All doors are bolted, blinds and shutters down.
A fear spreads like a sickness through the town.
And so the morning’s passed. The sun hangs high.
Hawk circles slowly in an empty sky.
Bare brown hills shimmer in the summer haze.
Clock on the wall counts down the end of days.
How many times now have I faced this pain:
Seen it go down, then watched it rise again.
One round is all I have, and if I miss
I’m dead for sure. How did it come to this?
The church bell chimes, and as its echoes fade
I step outside. This is the only trade
I know: another day, another fight.
Collect my fee, move on. No end in sight.
Don’t get me wrong; working freelance has its benefits. Lately, though, the pace has been relentless, and it’s felt pretty lonely; but when you’re being paid by the hour or by the job, it’s hard to turn any assignment away. I guess this poem could also be about anything we find ourselves doing over and over, wondering when we can finally hang ‘em up and find a little peace.
Prosody note: the couplets were there right from the start; I was 10 lines in before I realised I was writing in iambic pentameter. Just sneaked up on me and shot me in the back.
These are the days that run and run
Into each other; merge and blend,
Amorphous, seamless, never done,
When even sleep can bring no end
To thought; wake in sick certainty
The world is lining up to send
Another damned delivery
Of Way Too Much for me to do.
Tight panic rises, choking me
Like smoke from burning tyres. Through
The weary hours I wish that I
Could stop the clock, escape into
A quieter world, beneath a sky
Of speedwell blue, and walk apart
From all the toil and tumult; try
To find a place to rest my heart
And mind. But this is not my fate.
With each new dawn, I’m doomed to start
Again: no time to contemplate,
To breathe clean air or feel the sun;
Though I protest they will not wait,
Just shake their heads, reload the gun.
These are the days that run and run.
A quick terza rima thrown together in the midst of what my good friend Tom Davis calls ‘a long work jag’. I guess I should be glad to be busy, really, when so many are losing their jobs, but it starts to feel like too much of a good thing sometimes. This one goes out to everyone stepping back onto the treadmill this rainy Monday morn. N.

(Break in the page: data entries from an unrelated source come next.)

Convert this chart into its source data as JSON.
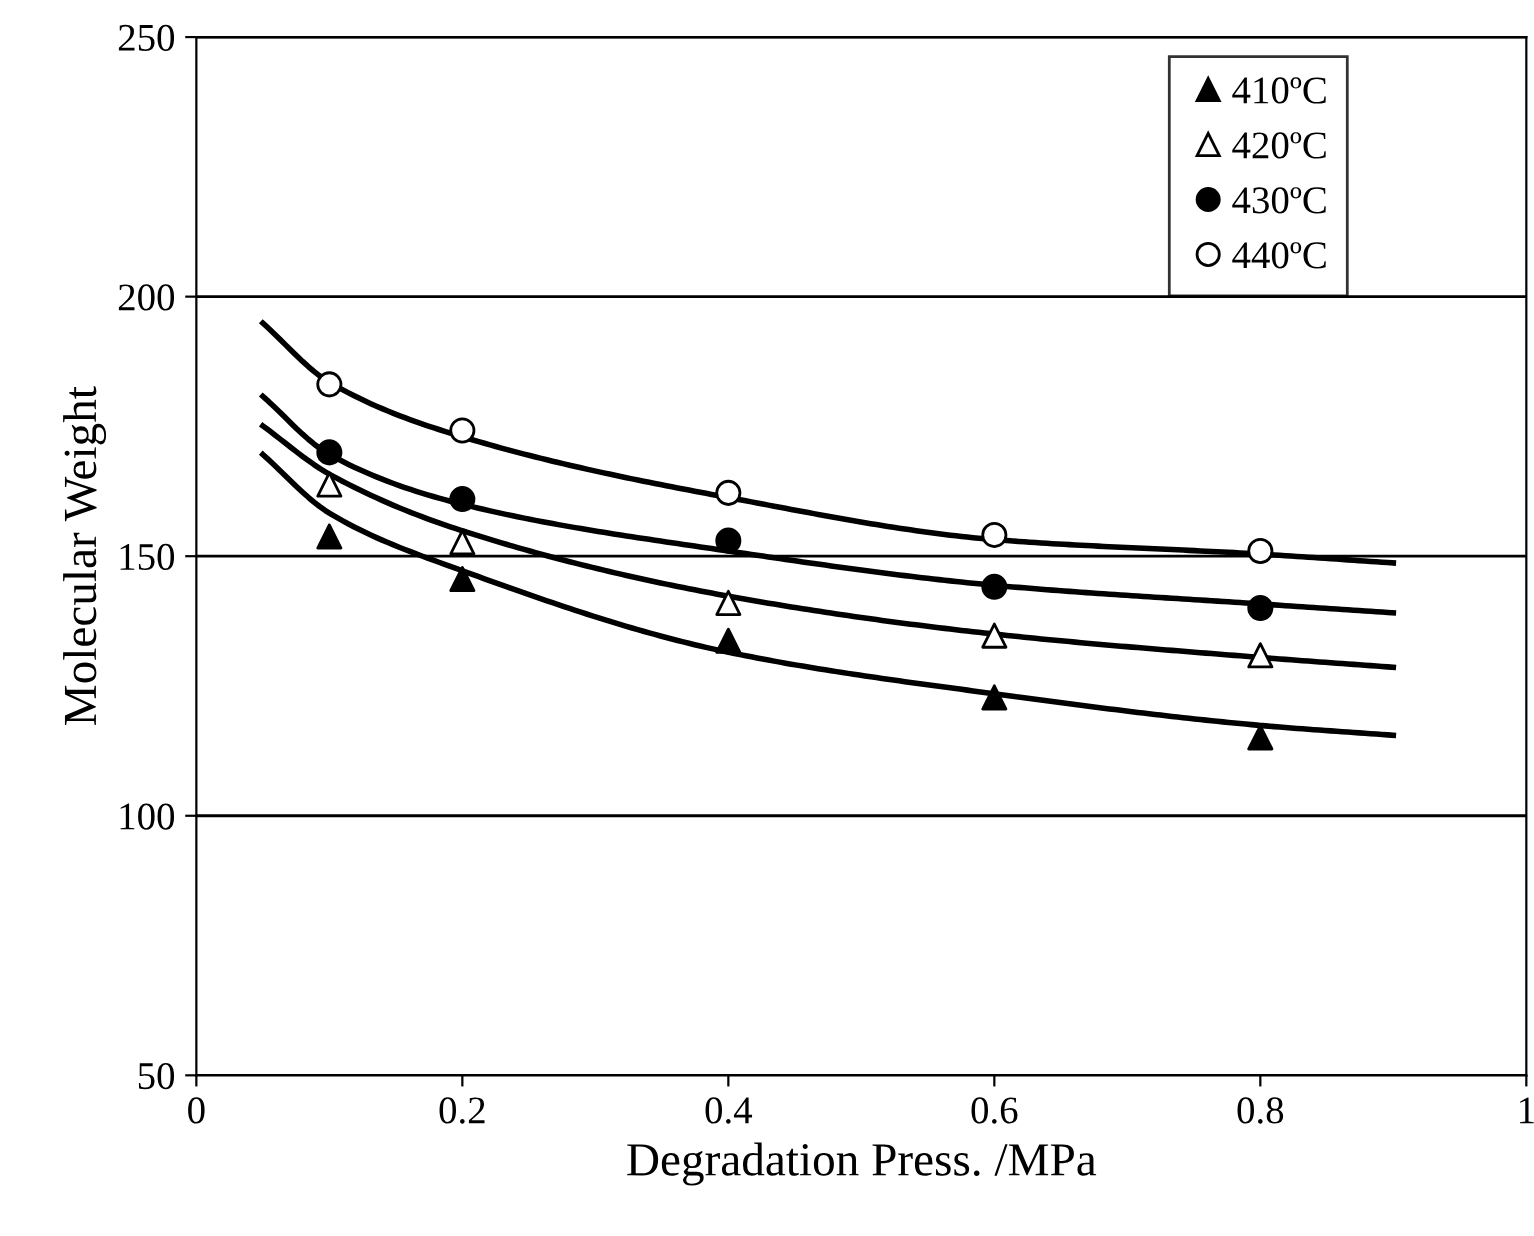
{
  "chart_data": {
    "type": "scatter",
    "xlabel": "Degradation Press. /MPa",
    "ylabel": "Molecular Weight",
    "xlim": [
      0,
      1
    ],
    "xticks": [
      0,
      0.2,
      0.4,
      0.6,
      0.8,
      1
    ],
    "ylim": [
      50,
      250
    ],
    "yticks": [
      50,
      100,
      150,
      200,
      250
    ],
    "grid": "y",
    "legend": "top right",
    "series": [
      {
        "name": "410ºC",
        "color": "#000000",
        "marker": "triangle",
        "x": [
          0.1,
          0.2,
          0.4,
          0.6,
          0.8
        ],
        "values": [
          153.8,
          145.6,
          133.7,
          122.8,
          115.1
        ]
      },
      {
        "name": "420ºC",
        "color": "#ffffff",
        "marker": "triangle",
        "x": [
          0.1,
          0.2,
          0.4,
          0.6,
          0.8
        ],
        "values": [
          163.8,
          152.7,
          141,
          134.7,
          130.9
        ]
      },
      {
        "name": "430ºC",
        "color": "#000000",
        "marker": "circle",
        "x": [
          0.1,
          0.2,
          0.4,
          0.6,
          0.8
        ],
        "values": [
          170,
          161,
          153,
          144.1,
          140
        ]
      },
      {
        "name": "440ºC",
        "color": "#ffffff",
        "marker": "circle",
        "x": [
          0.1,
          0.2,
          0.4,
          0.6,
          0.8
        ],
        "values": [
          183.1,
          174.2,
          162.2,
          154.1,
          151
        ]
      },
      {
        "type": "line",
        "color": "#000000",
        "marker": "none",
        "x": [
          0.05,
          0.1,
          0.2,
          0.4,
          0.6,
          0.8,
          0.9
        ],
        "values": [
          169.6,
          158.3,
          147.2,
          131.5,
          123.5,
          117.4,
          115.5
        ]
      },
      {
        "type": "line",
        "color": "#000000",
        "marker": "none",
        "x": [
          0.05,
          0.1,
          0.2,
          0.4,
          0.6,
          0.8,
          0.9
        ],
        "values": [
          175.1,
          165.8,
          154.9,
          142.3,
          135,
          130.5,
          128.6
        ]
      },
      {
        "type": "line",
        "color": "#000000",
        "marker": "none",
        "x": [
          0.05,
          0.1,
          0.2,
          0.4,
          0.6,
          0.8,
          0.9
        ],
        "values": [
          180.8,
          169.6,
          160,
          151,
          144.4,
          140.8,
          139.1
        ]
      },
      {
        "type": "line",
        "color": "#000000",
        "marker": "none",
        "x": [
          0.05,
          0.1,
          0.2,
          0.4,
          0.6,
          0.8,
          0.9
        ],
        "values": [
          194.9,
          183.5,
          173,
          161.3,
          153.2,
          150.4,
          148.7
        ]
      }
    ]
  }
}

I stand condemned: Desertion is the charge
Against me. I’ve been absent many days
Without excuse. Now, desperate hours at large
Have left me craving those familiar ways
I’ve left unwatched, neglected for too long.
The Real World insisted. So I went
But saw no beauty, heard no truth nor song.
So I’m returned, soul-weary, to repent.
The greenwoods will absolve me, stay their hand;
The quiet lanes acquit me and forgive;
The fox and fieldfares will understand
How seasons send us journeying to live.
With strength restored, I now resume my post
Among the things I’ve missed, and love, the most.
I offer this poem partly in explanation, partly in apology, for my recent lack of communication: having been somewhat under-employed for a few months, I’ve had scarcely a moment to myself the last couple of weeks. I’ve been working away from home more than usual (although still, mercifully, less than if I had a full-time job!) and missing the woods and fields and lanes, as well as my family, my music, my writing – and you, my friends. Happily this week’s looking a little less crazy, so I’m intending to make amends, and catch up on my reading of your wonderful work. Thank you for sticking by me.